BIG Budget, big players, big prizes. Isn’t that how football works in the era of the oligarch and the Emirati?
Sadly, it usually is. If your players drive to work in Ford Fiestas whilst theirs are rocking Mercs, you’ll probably be eating dust by May.
Statistics don’t lie. List any division’s clubs in order of wages paid and the result will invariably look very similar to the final league table.
In last season’s Premier League, the seven biggest spenders took the top seven spots. Two of the three poorest – Hull and Middlesbrough – went down.
Likewise, my former colleague Stuart Hammonds once asked every chairman in the National League to reveal their club’s wage bill to the nearest £50,000. After everyone had coughed up, the subsequent table was a near-perfect reflection of the mid-season standings.
Money talks. Forest Green Rovers play on a hilltop in Stroud. Chelsea strut their stuff on the Kings Road. But, ultimately, they are exactly the same.
So should everyone else simply pack up and go home? Lay down on the tarmac and wait for the steamroller to do its worst?
Not quite yet. Because for all the brute force of banknotes and billionaires, nothing will ever beat a slick system and players who believe in it.
For much of the past ten months, I’ve covered Huddersfield Town, the 49th and newest member of the Premier League.
To put that promotion into perspective, the Terriers began the campaign with the fourth-lowest wage bill in the entire Championship. In June, bookies priced them at 15/2 for relegation. Yet in David Wagner, Huddersfield had a trump card.
The German implemented high-tempo pressing football, signed (cheap) players and loanees to make it work, then spent pre-season honing iron-man levels of fitness.
After two games, they beat Newcastle at St James’ Park. After four, they climbed top of the table.
‘Is it realistic to stay in this position?’ I asked Wagner in September. “No,” he said. “But if you ask me ‘Is it possible?’ then the answer is yes.”
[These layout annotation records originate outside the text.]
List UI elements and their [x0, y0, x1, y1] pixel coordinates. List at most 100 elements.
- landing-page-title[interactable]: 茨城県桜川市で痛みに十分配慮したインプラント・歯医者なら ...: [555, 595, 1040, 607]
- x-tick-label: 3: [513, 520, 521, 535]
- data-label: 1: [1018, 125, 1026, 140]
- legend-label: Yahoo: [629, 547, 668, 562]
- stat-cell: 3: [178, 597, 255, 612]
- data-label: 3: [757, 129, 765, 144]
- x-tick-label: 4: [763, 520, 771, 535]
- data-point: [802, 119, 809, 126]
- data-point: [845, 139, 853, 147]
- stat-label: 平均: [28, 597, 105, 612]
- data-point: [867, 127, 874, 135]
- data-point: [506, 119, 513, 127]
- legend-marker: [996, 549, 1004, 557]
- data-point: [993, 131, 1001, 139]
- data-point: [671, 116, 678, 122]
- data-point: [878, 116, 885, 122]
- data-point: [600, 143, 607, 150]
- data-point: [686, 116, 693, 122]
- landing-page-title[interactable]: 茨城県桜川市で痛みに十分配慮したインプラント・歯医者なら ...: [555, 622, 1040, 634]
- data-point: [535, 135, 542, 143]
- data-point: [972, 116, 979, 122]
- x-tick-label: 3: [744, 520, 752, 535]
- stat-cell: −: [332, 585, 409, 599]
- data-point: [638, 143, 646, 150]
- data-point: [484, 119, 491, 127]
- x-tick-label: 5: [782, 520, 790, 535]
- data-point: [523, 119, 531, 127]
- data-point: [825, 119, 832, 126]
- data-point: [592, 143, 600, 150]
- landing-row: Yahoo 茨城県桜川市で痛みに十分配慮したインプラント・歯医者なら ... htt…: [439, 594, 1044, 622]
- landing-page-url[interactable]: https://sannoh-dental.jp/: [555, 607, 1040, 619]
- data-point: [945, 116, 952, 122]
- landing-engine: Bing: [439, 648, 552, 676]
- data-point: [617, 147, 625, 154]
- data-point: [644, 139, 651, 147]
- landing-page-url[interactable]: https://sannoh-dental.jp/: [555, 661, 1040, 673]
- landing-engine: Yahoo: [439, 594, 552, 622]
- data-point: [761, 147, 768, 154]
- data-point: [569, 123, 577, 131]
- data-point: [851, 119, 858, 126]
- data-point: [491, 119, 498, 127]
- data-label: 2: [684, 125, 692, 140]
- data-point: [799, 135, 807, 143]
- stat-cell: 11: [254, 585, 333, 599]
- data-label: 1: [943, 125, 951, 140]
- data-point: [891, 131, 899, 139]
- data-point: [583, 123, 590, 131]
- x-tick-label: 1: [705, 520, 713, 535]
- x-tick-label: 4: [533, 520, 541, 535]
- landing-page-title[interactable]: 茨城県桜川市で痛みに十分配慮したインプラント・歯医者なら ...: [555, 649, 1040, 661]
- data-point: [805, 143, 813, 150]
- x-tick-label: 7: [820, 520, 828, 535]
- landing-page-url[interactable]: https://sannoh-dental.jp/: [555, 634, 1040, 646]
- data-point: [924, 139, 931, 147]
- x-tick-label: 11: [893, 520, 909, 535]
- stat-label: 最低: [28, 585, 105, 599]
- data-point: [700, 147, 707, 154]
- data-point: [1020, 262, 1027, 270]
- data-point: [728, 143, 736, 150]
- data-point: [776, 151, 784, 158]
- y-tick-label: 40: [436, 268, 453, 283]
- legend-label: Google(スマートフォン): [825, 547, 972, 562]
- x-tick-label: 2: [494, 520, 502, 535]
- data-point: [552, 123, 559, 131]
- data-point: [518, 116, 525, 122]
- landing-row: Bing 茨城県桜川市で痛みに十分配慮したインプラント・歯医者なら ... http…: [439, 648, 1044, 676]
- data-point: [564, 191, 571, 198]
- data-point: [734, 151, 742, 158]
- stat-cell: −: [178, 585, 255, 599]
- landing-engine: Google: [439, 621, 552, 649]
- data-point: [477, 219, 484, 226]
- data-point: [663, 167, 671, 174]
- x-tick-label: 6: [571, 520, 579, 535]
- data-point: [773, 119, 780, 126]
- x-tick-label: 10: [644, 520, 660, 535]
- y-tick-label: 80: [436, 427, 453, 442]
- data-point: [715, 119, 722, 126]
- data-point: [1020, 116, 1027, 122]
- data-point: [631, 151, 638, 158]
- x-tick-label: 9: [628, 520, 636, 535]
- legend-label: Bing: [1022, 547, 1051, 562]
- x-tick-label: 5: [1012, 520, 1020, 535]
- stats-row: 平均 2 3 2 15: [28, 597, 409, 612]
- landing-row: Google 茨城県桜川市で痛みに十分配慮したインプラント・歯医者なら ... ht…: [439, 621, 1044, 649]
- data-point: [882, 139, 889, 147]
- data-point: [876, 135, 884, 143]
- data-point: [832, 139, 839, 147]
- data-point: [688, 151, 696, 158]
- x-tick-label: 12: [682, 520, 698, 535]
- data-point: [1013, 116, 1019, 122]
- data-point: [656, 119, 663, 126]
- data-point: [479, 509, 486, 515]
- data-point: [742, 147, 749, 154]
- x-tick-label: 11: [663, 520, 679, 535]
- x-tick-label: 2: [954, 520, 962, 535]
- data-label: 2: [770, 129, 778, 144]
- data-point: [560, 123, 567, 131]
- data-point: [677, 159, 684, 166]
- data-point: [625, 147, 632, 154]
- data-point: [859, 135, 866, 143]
No limits. No targets. Publicly and privately, this became Wagner’s mantra. Nutrition was tweaked. Training times moved to mirror kick-off times. Each change was an incremental, cost-free advantage.
Results flowed. Confidence – both in themselves and the style of play – coursed through previously average players like Nahki Wells and Tommy Smith. The whole thing snowballed. So can Wagner’s methods be scaled to achieve success at any level?
In fairness, Huddersfield were generously backed. Owner Dean Hoyle is a multi-millionaire and lifelong fan. Last season, he covered losses of £5m and subsidised cut-price season tickets to boost gates by 30 per cent. He also employed one of the country’s brightest sporting directors in Stuart Webber. Not everyone is so lucky.
Yet even after Hoyle’s input, Huddersfield still faced – and overcame – a vast financial disadvantage. And you know what? Ten years ago I watched Gary Waddock’s Aldershot do exactly the same thing.
Like Huddersfield, they began the season as rank outsiders with a rookie manager. Like Huddersfield, their budget was minimal by comparison to the likes of Oxford and Cambridge. But, like Huddersfield, they played fast, attacking football and altered their style for nobody.
Scott Davies was their Aaron Mooy – an under-the-radar loan signing who became the heartbeat of the side – John Grant was turned from journeyman to dangerman with a career-best 25 goals, Anthony Charles had the season of his life at centre-half.
If that side had played today, they’d still have smashed through the 100-point barrier. Such is the power of believing in a plan.
Hoyle employed Wagner because he had grown tired of managers who simply played for the next result. Who believed the only way to improve was to sign better players, like a live-action game of Football Manager.
He wanted a vision, an ethos, a man who could coach rather than buy, success. For any cash-strapped owner – at any level – finding a manager with those qualities is surely their single most important task.